Consider the following two countable sets of numbers $A = \mathbb{N}\smallsetminus 7 \mathbb{N}$ and $B = 7\mathbb{N}$, i.e., the set of natural numbers that are not multiples of 7 and the set of all multiples of 7. It is easy to prove that $|A| = |B|$.
Given these facts, I have been twisting my brain around the following thought experiment that I came up with - imagine you have an infinitely large urn that contains the elements $A \cup B = \mathbb{N}$. The probability that a random element drawn out of this urn is divisible by 7 = $\frac{1}{7}$ even though, according to cardinality, there are an equal number of elements in from both sets in the urn! In fact this argument would suggest that there are 6 times as many numbers in set $A$ than there are in set $B$!

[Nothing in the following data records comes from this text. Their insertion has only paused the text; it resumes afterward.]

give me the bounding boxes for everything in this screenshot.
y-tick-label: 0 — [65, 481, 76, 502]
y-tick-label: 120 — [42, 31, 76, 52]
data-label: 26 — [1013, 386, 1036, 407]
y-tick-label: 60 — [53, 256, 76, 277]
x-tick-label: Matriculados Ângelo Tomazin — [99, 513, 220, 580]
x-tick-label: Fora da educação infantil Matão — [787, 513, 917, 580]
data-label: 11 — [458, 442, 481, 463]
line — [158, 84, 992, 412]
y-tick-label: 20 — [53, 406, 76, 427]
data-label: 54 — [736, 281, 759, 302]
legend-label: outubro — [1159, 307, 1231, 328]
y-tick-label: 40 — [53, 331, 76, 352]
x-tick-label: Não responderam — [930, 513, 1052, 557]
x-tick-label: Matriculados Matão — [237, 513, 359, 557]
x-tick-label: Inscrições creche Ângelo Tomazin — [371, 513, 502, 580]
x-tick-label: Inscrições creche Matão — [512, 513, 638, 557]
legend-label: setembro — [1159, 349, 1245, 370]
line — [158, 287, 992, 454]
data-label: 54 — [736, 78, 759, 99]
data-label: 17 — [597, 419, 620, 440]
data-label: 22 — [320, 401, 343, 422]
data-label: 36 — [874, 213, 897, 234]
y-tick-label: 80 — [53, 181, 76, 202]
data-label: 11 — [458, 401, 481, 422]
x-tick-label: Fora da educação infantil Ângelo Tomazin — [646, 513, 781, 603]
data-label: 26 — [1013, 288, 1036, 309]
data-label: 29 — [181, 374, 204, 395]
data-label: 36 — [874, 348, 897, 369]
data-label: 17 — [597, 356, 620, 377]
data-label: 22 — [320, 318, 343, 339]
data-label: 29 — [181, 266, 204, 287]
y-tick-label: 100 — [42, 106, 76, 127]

Going strictly by the sizes of the sets, it seems like it should be equally likely to pick elements from set $A$ and from set $B$ which is even stranger since from empirical evidence we know that the probability should be $\frac{1}{7}$.
How do we resolve this paradox? I feel that I have misunderstood some concept pertaining to cardinality of sets, but then again, $\infty$ is a pretty weird monster on its own and hence I am expecting some interesting responses!
There is an obvious bijection between the intervals $A = [0,1)$ and $B = [1,4)$, yet if we define a uniform random variable $X$ whose support is on the union of these intervals, the probability of $X \in A$ versus $X \in B$ are not equal, because when we say "uniform distribution," we have imposed a probability measure on the sample space $A \cup B$.